En el apartado de eventos especiales, dos parecían destacar sobremanera en el papel: las sesiones dedicadas al final de The Good Wife con presencia de sus creadores Robert y Michelle King y su protagonista Julianna Margulies, y la proyección comentada por Alan Ball del último capítulo de A dos metros bajo tierra. Quizá más que cualquiera de los estrenos, estos dos eventos vienen a ejemplificar la importancia que los festivales pueden tener para la seriefilia, esto es una oportunidad para la celebración de programas que han alcanzado una posición canónica. La celebración del final de The Good Wife se anticipaba en varias semanas a la emisión de la despedida, y era una oportunidad para reflexionar sobre su legado como la serie más importante de la última década emitida por una network, motivo que sin duda ha pesado para que no haya obtenido el tipo de reconocimientos críticos ahora monopolizados por el cable.

En el caso de A dos metro bajo tierra, nos encontramos con el equivalente serial de lo que en un festival de cine al uso sería una retrospectiva. En un momento en el que los discursos sobre series parecen excesivamente obsesionados por ver obras maestras por doquier y mantener una acomodada amnesia sobre el pasado televisivo, es más acuciante que nunca la revisión y re-evaluación de algunos clásicos, como es el caso de la aproximación al tema de la familia y la muerte que Alan Ball convirtió en un proyecto tan personal a pesar de haber sido un encargo de la entonces ejecutiva de HBO Carolyn Strauss.

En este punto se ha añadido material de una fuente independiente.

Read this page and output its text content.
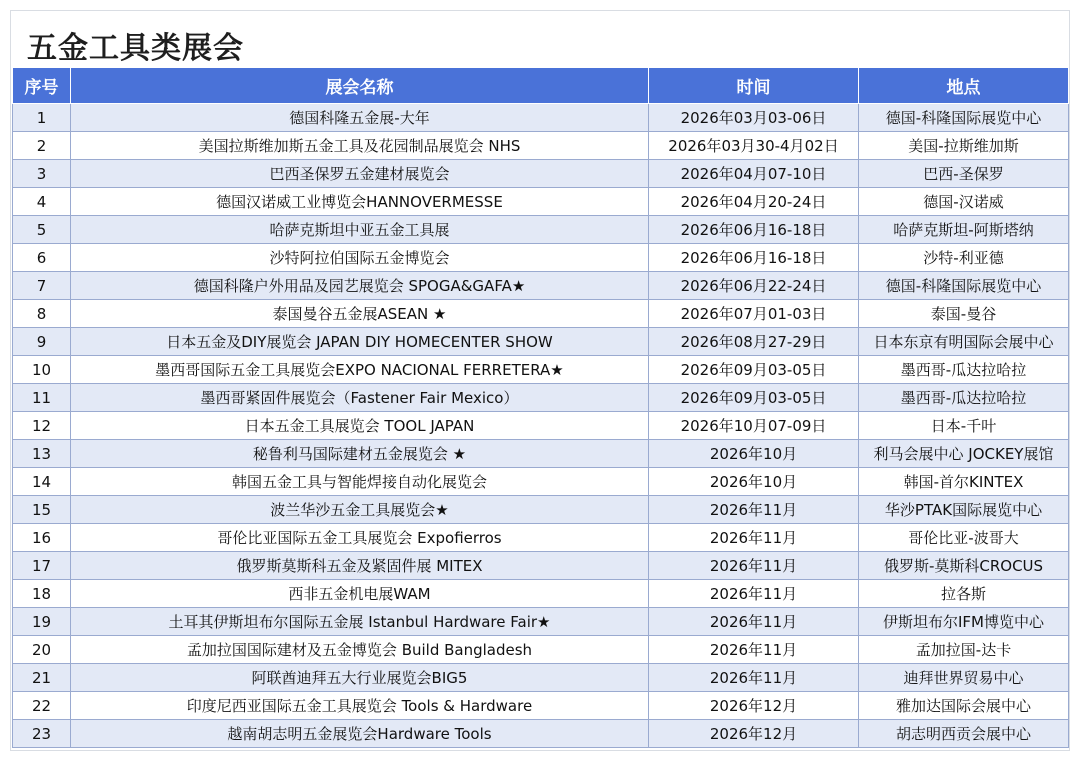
五金工具类展会
序号	展会名称	时间	地点
1	德国科隆五金展-大年	2026年03月03-06日	德国-科隆国际展览中心
2	美国拉斯维加斯五金工具及花园制品展览会 NHS	2026年03月30-4月02日	美国-拉斯维加斯
3	巴西圣保罗五金建材展览会	2026年04月07-10日	巴西-圣保罗
4	德国汉诺威工业博览会HANNOVERMESSE	2026年04月20-24日	德国-汉诺威
5	哈萨克斯坦中亚五金工具展	2026年06月16-18日	哈萨克斯坦-阿斯塔纳
6	沙特阿拉伯国际五金博览会	2026年06月16-18日	沙特-利亚德
7	德国科隆户外用品及园艺展览会 SPOGA&GAFA★	2026年06月22-24日	德国-科隆国际展览中心
8	泰国曼谷五金展ASEAN ★	2026年07月01-03日	泰国-曼谷
9	日本五金及DIY展览会 JAPAN DIY HOMECENTER SHOW	2026年08月27-29日	日本东京有明国际会展中心
10	墨西哥国际五金工具展览会EXPO NACIONAL FERRETERA★	2026年09月03-05日	墨西哥-瓜达拉哈拉
11	墨西哥紧固件展览会（Fastener Fair Mexico）	2026年09月03-05日	墨西哥-瓜达拉哈拉
12	日本五金工具展览会 TOOL JAPAN	2026年10月07-09日	日本-千叶
13	秘鲁利马国际建材五金展览会 ★	2026年10月	利马会展中心 JOCKEY展馆
14	韩国五金工具与智能焊接自动化展览会	2026年10月	韩国-首尔KINTEX
15	波兰华沙五金工具展览会★	2026年11月	华沙PTAK国际展览中心
16	哥伦比亚国际五金工具展览会 Expofierros	2026年11月	哥伦比亚-波哥大
17	俄罗斯莫斯科五金及紧固件展 MITEX	2026年11月	俄罗斯-莫斯科CROCUS
18	西非五金机电展WAM	2026年11月	拉各斯
19	土耳其伊斯坦布尔国际五金展 Istanbul Hardware Fair★	2026年11月	伊斯坦布尔IFM博览中心
20	孟加拉国国际建材及五金博览会 Build Bangladesh	2026年11月	孟加拉国-达卡
21	阿联酋迪拜五大行业展览会BIG5	2026年11月	迪拜世界贸易中心
22	印度尼西亚国际五金工具展览会 Tools & Hardware	2026年12月	雅加达国际会展中心
23	越南胡志明五金展览会Hardware Tools	2026年12月	胡志明西贡会展中心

En conversación con uno de los mejores críticos norteamericanos de televisión, Matt Zoller Seitz, Ball desgranó algunas de las claves de la creación de la serie y de ese capítulo final, que cuando entró en su fase final provocó abundantes sollozos en la bien concurrida sala. Escuchar a Ball hablar de la muerte de su hermana y padre y el largo luto por el que atravesaron tanto su madre como él mientras en pantalla grande se recuperaba el desenlace vital de los Fisher se convirtió en una experiencia catártica, una de las escasas ocasiones donde se puede apreciar a la vez la pasión creativa tras una serie, la excelencia de su resultado tanto visual como narrativo y la resonancia emocional para su audiencia, que no ha perdido un ápice de intensidad a pesar de la década pasada. Con eventos como estos, quizás más que con sus proyecciones en primicia, el Tribeca Film Festival se puede convertir en un lugar privilegiado para celebrar lo mejor que las series de televisión tienen que ofrecer.

Escrito por Concepción Cascajosa en mayo 2016.